Implementation guidelines

[All Actors]
1. Form a cross-functional AI Ethics Committee responsible for oversight of high-risk, controversial, or novel AI use cases.

2. Define the committee’s mandate, including authority to approve, reject, or demand modifications of AI systems.

3. Include representation from technical, legal, business, compliance, and diversity/equity/inclusion functions.

4. Establish a formal intake and escalation process for ethics-related AI concerns.

5. Document decisions, rationales, and meeting minutes for accountability and transparency.

Auditing guidelines

1. Verify that CSP has a ethics committee consists of a diverse set of stakeholders needs to be involved AI application lifecycle.

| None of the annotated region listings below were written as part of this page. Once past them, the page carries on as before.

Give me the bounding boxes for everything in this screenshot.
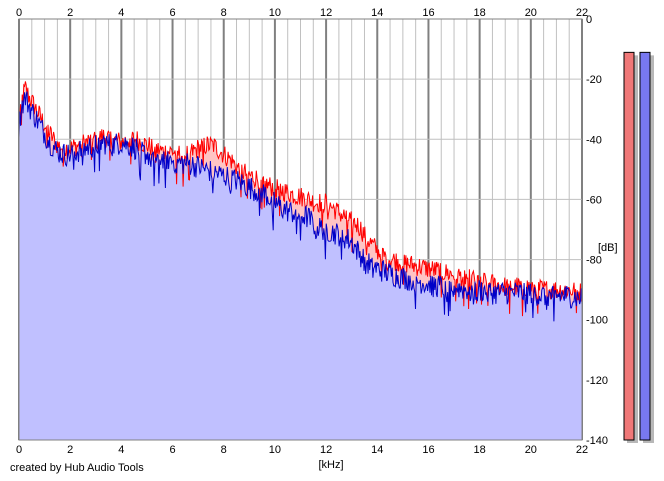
x-tick-label-bottom: 10 <box>269 444 281 456</box>
x-ticks-bottom: 0 2 4 6 8 10 12 14 16 18 20 22 <box>16 444 588 456</box>
x-tick-label-top: 2 <box>67 7 73 19</box>
x-tick-label-bottom: 12 <box>320 444 332 456</box>
credit-text: created by Hub Audio Tools <box>10 462 144 474</box>
x-tick-label-bottom: 18 <box>474 444 486 456</box>
x-tick-label-bottom: 8 <box>221 444 227 456</box>
y-tick-label: 0 <box>586 14 592 26</box>
x-axis-unit: [kHz] <box>318 459 343 471</box>
plot-border <box>18 18 583 441</box>
x-tick-label-bottom: 20 <box>525 444 537 456</box>
x-tick-label-top: 16 <box>422 7 434 19</box>
y-tick-label: -60 <box>586 194 602 206</box>
x-tick-label-top: 6 <box>169 7 175 19</box>
x-tick-label-bottom: 22 <box>576 444 588 456</box>
y-tick-label: -140 <box>586 435 608 447</box>
right-level-meter <box>639 51 651 441</box>
y-axis-unit: [dB] <box>598 242 618 254</box>
x-tick-label-top: 22 <box>576 7 588 19</box>
y-tick-label: -20 <box>586 74 602 86</box>
x-tick-label-top: 10 <box>269 7 281 19</box>
x-tick-label-top: 18 <box>474 7 486 19</box>
level-meters <box>623 51 654 443</box>
x-tick-label-bottom: 2 <box>67 444 73 456</box>
x-tick-label-top: 12 <box>320 7 332 19</box>
x-tick-label-bottom: 6 <box>169 444 175 456</box>
x-tick-label-bottom: 0 <box>16 444 22 456</box>
left-level-meter <box>623 51 635 441</box>
x-tick-label-top: 4 <box>118 7 124 19</box>
series-layer <box>18 81 583 441</box>
y-tick-label: -100 <box>586 315 608 327</box>
x-tick-label-bottom: 16 <box>422 444 434 456</box>
x-tick-label-top: 8 <box>221 7 227 19</box>
right-channel-line <box>18 91 583 322</box>
y-ticks: 0 -20 -40 -60 -80 -100 -120 -140 <box>586 14 608 447</box>
y-tick-label: -80 <box>586 255 602 267</box>
x-tick-label-top: 20 <box>525 7 537 19</box>
right-channel-area <box>19 91 582 440</box>
x-tick-label-bottom: 4 <box>118 444 124 456</box>
x-tick-label-top: 0 <box>16 7 22 19</box>
y-tick-label: -120 <box>586 375 608 387</box>
x-tick-label-bottom: 14 <box>371 444 383 456</box>
y-tick-label: -40 <box>586 134 602 146</box>
x-ticks-top: 0 2 4 6 8 10 12 14 16 18 20 22 <box>16 7 588 19</box>
x-tick-label-top: 14 <box>371 7 383 19</box>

2. Verify the CSP roles and responsibilities are clearly defined and documented.

3. Verify that CSP has clear understanding of their role and have knowledge to contribute/guide towards Ethical AI Applications.

4. Verify that there established standards for decision making and approving AI applications

Standards mappings

ISO 42001Partial Gap
42001: B.6.1.2 (Objectives for responsible development of AI system)
Addendum

Even if both frameworks are looking for system integrity & assurances on ethical development: they use committee to part of risk management process and one focuses on the design of controls and how it enforces those standards.

EU AI ActPartial Gap
Article 14
Article 47
Article 63
Addendum

Establish an ethics committee, Review AI applications, Organizational values.

NIST AI 600-1Partial Gap
GV-2.1-002
MP-3.4-006
Addendum

Establish an ethics committee to review AI applications.

BSI AIC4Partial Gap
BI-01
BI-02
Addendum

No ethical topics in AIC4 or C5. But several Aspects can be found in DQ and BI.

AI-CAIQ questions (1)

GRC-12.1

Is an ethics committee established to review AI applications, ensuring alignment with ethical standards and organizational values?